Vinco Ventures has been on a bit of a slide since early September, but was seeing some buying activity as we moved into this week. The stock was, however, trading down over 2% in the US market going into Tuesday’s trading session.Pundits are arguing that Vinco stock will be going higher this week. Meme traders identified a short squeeze on Vinco Ventures, and the company is small enough for the long side action to make an impact. It also looks as if smaller traders appreciate the Vinco story, regardless of who might be stacked up on the short side.
Trading volume is up, at double the usual volume for this stock. Some 80m shares changed hands during Monday’s US trading session.
Another factor underpinning a possible rally is the rise in the Ethereum price again. ETH was trading at 2914 at time of writing.
Vinco Ventures has a lot going for it
Vinco Ventures is not really a dud that has attracted the attention of short sellers, although we are surprised that someone is trying to short the stock in this climate, especially one with such a small free float. It comes as no surprise that Reddit traders have picked up on it.

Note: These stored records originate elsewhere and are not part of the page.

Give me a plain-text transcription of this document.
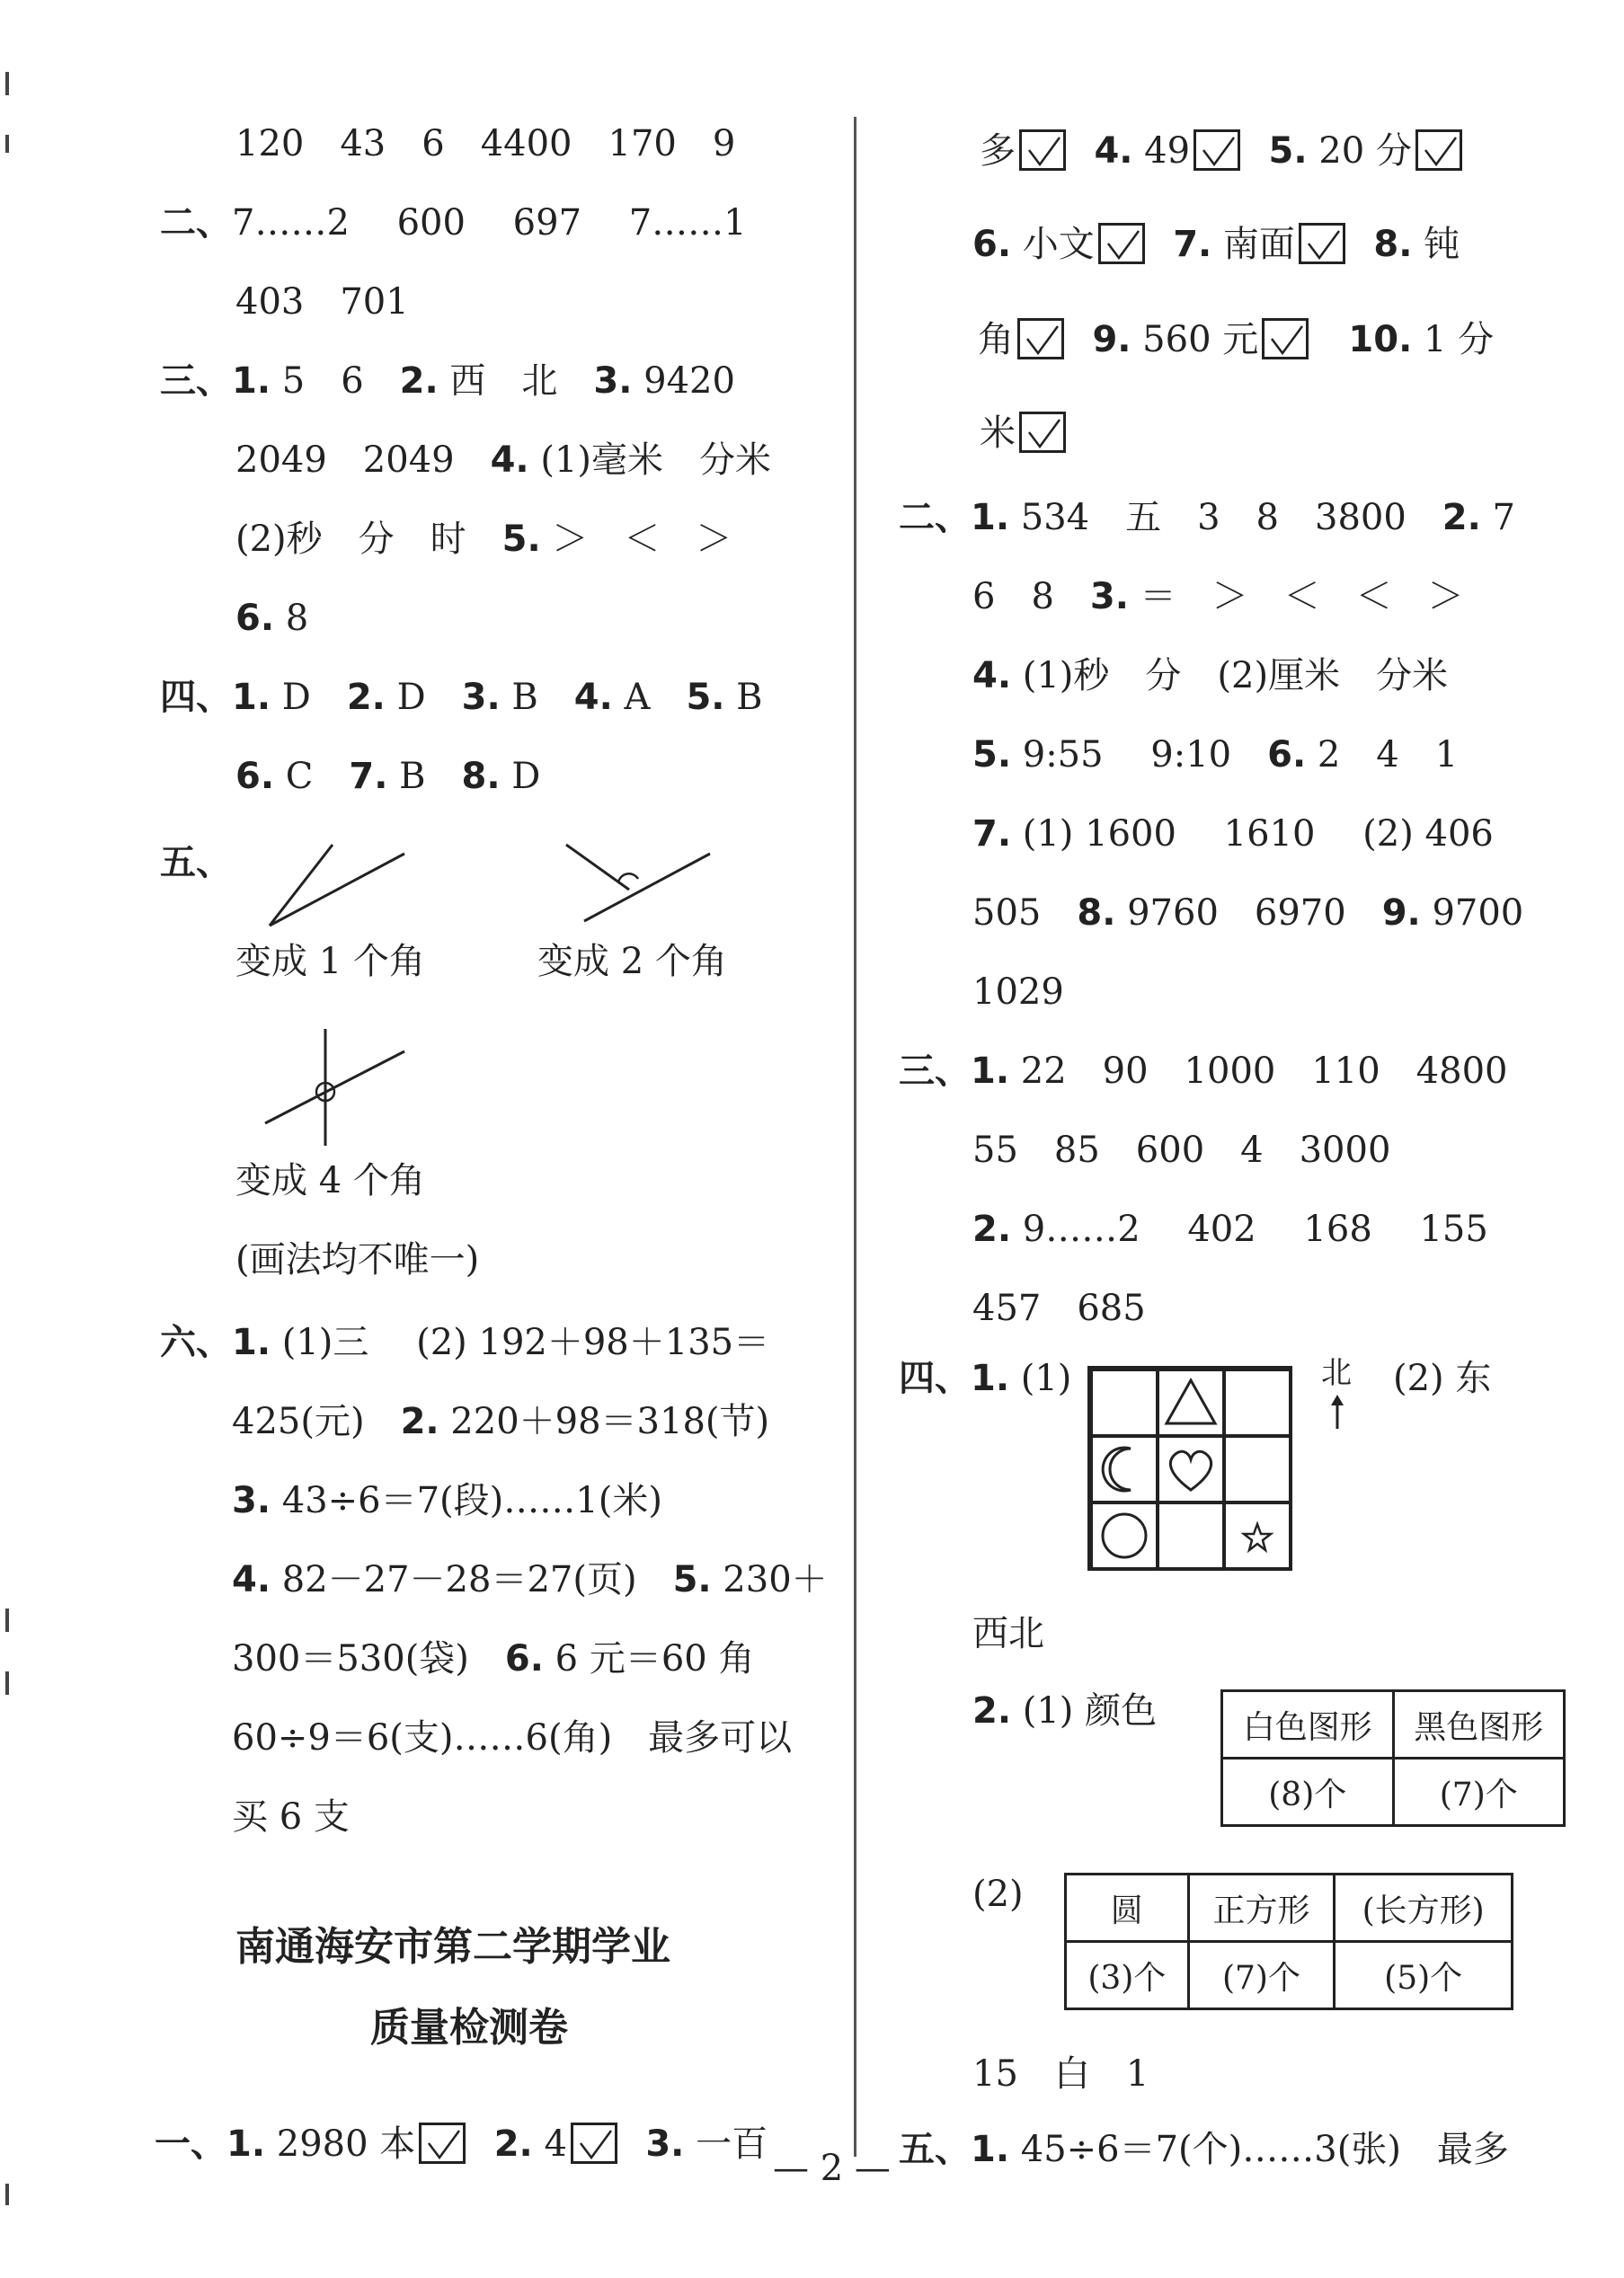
120　43　6　4400　170　9
二、7……2　 600　 697　 7……1
403　701
三、1. 5　6　2. 西　北　3. 9420
2049　2049　4. (1)毫米　分米
(2)秒　分　时　5. ＞　＜　＞
6. 8
四、1. D　2. D　3. B　4. A　5. B
6. C　7. B　8. D
五、
变成 1 个角	变成 2 个角
变成 4 个角
(画法均不唯一)
六、1. (1)三　 (2) 192＋98＋135＝
425(元)　2. 220＋98＝318(节)
3. 43÷6＝7(段)……1(米)
4. 82－27－28＝27(页)　5. 230＋
300＝530(袋)　6. 6 元＝60 角
60÷9＝6(支)……6(角)　最多可以
买 6 支
南通海安市第二学期学业
质量检测卷
一、1. 2980 本 2. 4 3. 一百
多 4. 49 5. 20 分
6. 小文 7. 南面 8. 钝
角 9. 560 元	10. 1 分
米
二、1. 534　五　3　8　3800　2. 7
6　8　3. ＝　＞　＜　＜　＞
4. (1)秒　分　(2)厘米　分米
5. 9:55　 9:10　6. 2　4　1
7. (1) 1600　 1610　 (2) 406
505　8. 9760　6970　9. 9700
1029
三、1. 22　90　1000　110　4800
55　85　600　4　3000
2. 9……2　 402　 168　 155
457　685
四、1. (1)	北 (2) 东
西北
2. (1) 颜色	白色图形	黑色图形
(8)个	(7)个
(2)	圆	正方形	(长方形)
(3)个	(7)个	(5)个
15　白　1
五、1. 45÷6＝7(个)……3(张)　最多
— 2 —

Vinco Ventures is in the business of making acquisitions in the NFT and blockchain market. In many respects it is similar to Canada-listed Cypherpunk Holdings (CSE:HODL) which has assembled a mixture of digital assets like Bitcoin and stakes in both public and private companies active in the online privacy space.
Vinco Ventures has a JV with ZASH Global Media and Entertainment ( called ZVV Partners) which has acquired an 80% stake in Lomotif. In April it also acquired the assets of Emmersive Entertainment in an all stock deal. It has developed the EVNT platform, which operates the NFT commerce site, E-NFT.com.
There are plans afoot to spin out EVNT into a separate, possibly listed company.
Medical products drive has hampered success
The financials make less brilliant reading, and here we may see the rationale for slapping a short trade in the stock.
For the three months ended June 30, 2021 gross profit decreased by $198,424 as compared to the three months ended June 30, 2020 gross profit, a decrease of 16.97%. The decrease in gross profit is mainly attributed to the decrease in sales of Personal Protective Equipment in the Edison Nation Medical division.
For the three months ended June 30, 2021 gross margin increased to 36.06% as compared to the three months ended June 30, 2020 gross margin of 22.59%. The lower margins in the prior period are due to revenues from the lower margin Edison Nation Medical division.
Medical division? Why does a company that is focused on digital plays and contains internal traffic platforms like Honey Badger and Social Pulse Media, have a medical division, and one that is hitting it in the numbers?
Time to rein in wacky Edison Nation?
Edison Nation announced a merger with Vinco Ventures in November 2020. Edison Ventures is described as “a multi-faceted ecosystem that fosters innovation and drives IP, media and consumer products.” It entered the direct to consumer PPE market via Amazon in September last year, ahead of the merger with Vinco Ventures.
This seems a little off mission for Vinco Ventures, which is more focused on the NFT and blockchain space. There is very little blockchain in Edison’s Purple Mountain Clean Hand Sanitizer or its Shower Lily. It comes as no surprise to see this area of the business creating issues within the financials.
Hopefully the company can now put its last set of financials behind it and focus on core areas like digital media, otherwise it risks confusing investors and cratering its numbers with more half-cooked projects. With some wind in its sails from retail traders going into October, now is the opportunity for Vinco Ventures to shine.